World stage for Shallcross artist
SHE showcased her work at art fairs around the country but this week a Shallcross woman will be fulfilling her dream when she makes her international debut in New York, at the 1-54 Contemporary African Art Fair.
Alka Dass headed for the Big Apple on Monday after she was invited to exhibit her artwork on a global stage.
Dass, a 25-year-old Durban University of Technology art graduate, said she looked forward to rubbing shoulders with her global peers.
But choosing art as a profession initially did not go down too well with her conservative Indian family.
She had struggled to convince those closest to her that this was the right career choice.
“They were not thrilled with the idea of me studying art. That is normal. But I was set on doing it even though I faced family objections and other challenges.”
Dass said her passion for art began at an early age and that she was not attracted to anything else.
“I attended the Department of Fine Arts’ open day at DUT and subsequently enrolled as a student.”

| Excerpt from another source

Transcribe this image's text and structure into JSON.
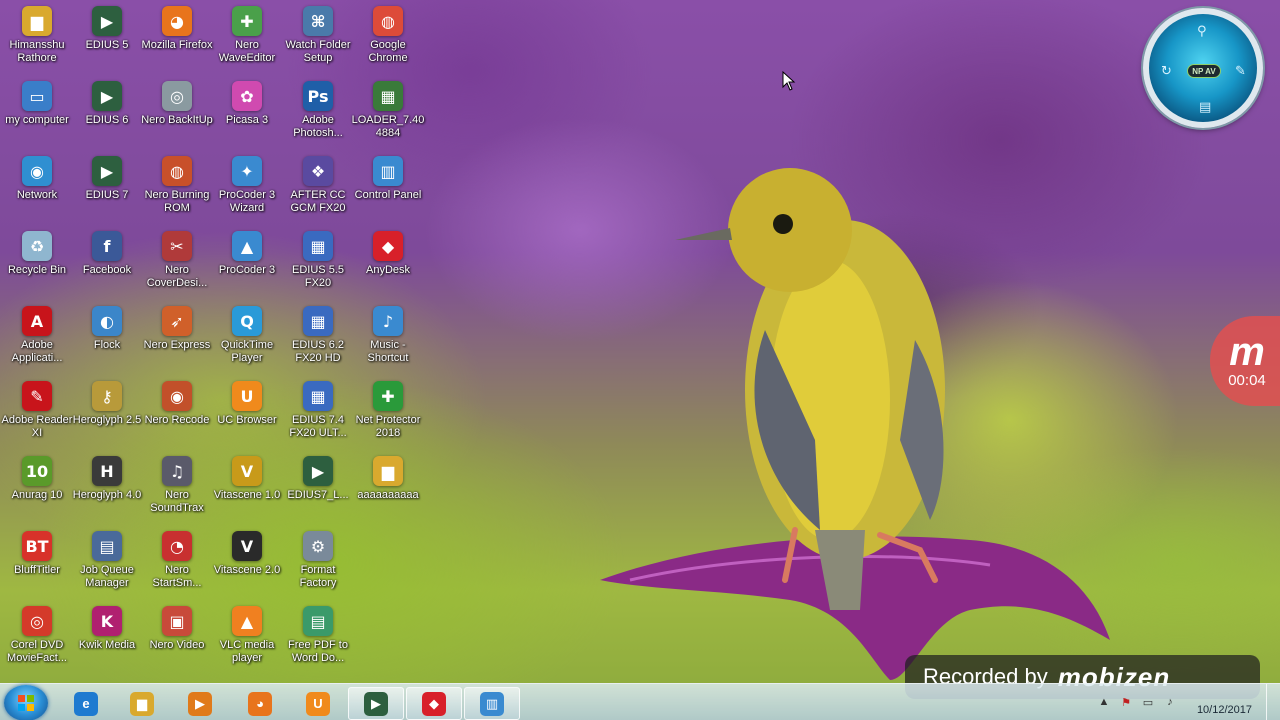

Her artworks, she said, depict aspects of feminism. The one on exhibition is entitled Little Lolitas. In it she uses film reels partly covered with woollen jerseys to get the message across that young girls are viewed in some quarters as passive objects.
The exhibition, featuring the artworks of more than 60 artists from Africa and its diaspora, ends on Saturday and Dass, who matriculated at Holy Family College, will thereafter travel to France for three months visiting art galleries there.